Obama releases guidance on acceptable stimulus spending

President Obama on Friday issued a directive to federal agencies outlining appropriate spending under the 2009 American Recovery and Reinvestment Act.

The guidance is aimed at ensuring spending decisions are predicated on how programs will benefit the economy.

"Decisions about how Recovery Act dollars are spent will be based on the merits," Obama told the National Conference of State Legislatures. Initiatives that maximize job creation, make health care affordable, rebuild crumbling roads and bridges, or provide other "enduring benefits" to taxpayers must take priority, he said.

"Whenever a project comes up for review, we're going to ask a simple question," the president said. "Does it advance the core mission of the Recovery Act? Does it jump-start job creation? Does it lay the foundation for lasting prosperity?"

Obama also continued to stress transparency in communications between members of his administration and lobbyists, particularly on stimulus programs. Under the new guidance, lobbyists who want to talk with an administration member about a Recovery Act project must submit their requests in writing, and that correspondence will be posted online. The topics of meetings between administration officials and lobbyists on stimulus efforts also will be published.

"There is the letter of the law, and then there is the spirit of the law," Vice President Joe Biden told conference participants. "We intend to make sure the spirit of the law is what's actually followed here, in addition to the letter."

Biden, who is overseeing Recovery Act efforts, sent a letter Thursday to the U.S. Conference of Mayors asking for help spreading the word about appropriate stimulus spending.
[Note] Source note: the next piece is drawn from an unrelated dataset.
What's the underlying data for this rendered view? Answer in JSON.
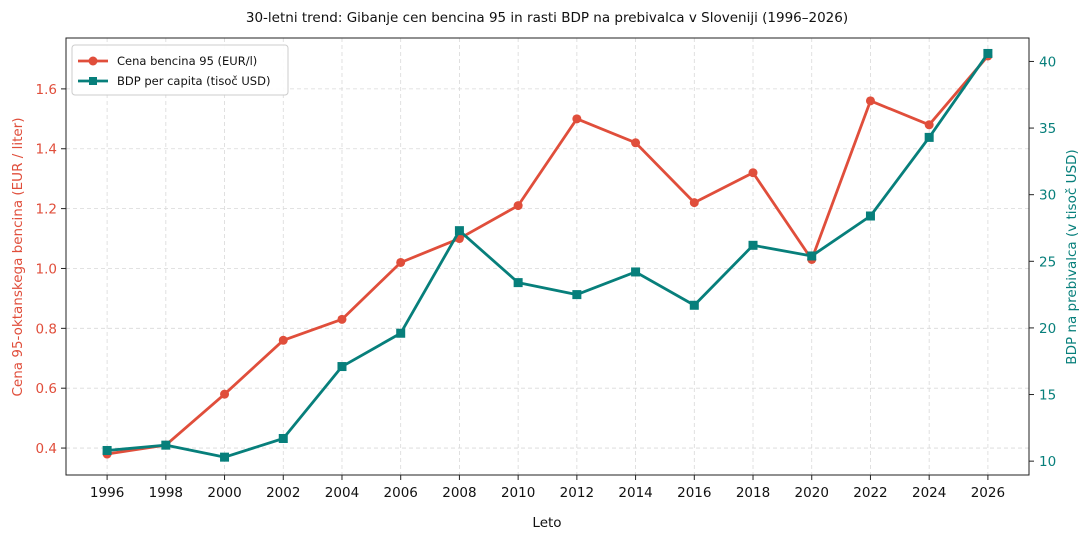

The vice president warned that while certain projects, such as casinos, golf courses and swimming pools, are statutorily excluded from receiving funds, others will be considered unacceptable as well.

"The increasingly tough times we face -- and specific provisions of the Recovery Act -- suggest that some types of projects, though not explicitly prohibited, are inconsistent with the purpose of the act, and should not be funded," Biden wrote. "At this critical moment, we simply cannot afford to fund projects that do not meet absolutely critical needs."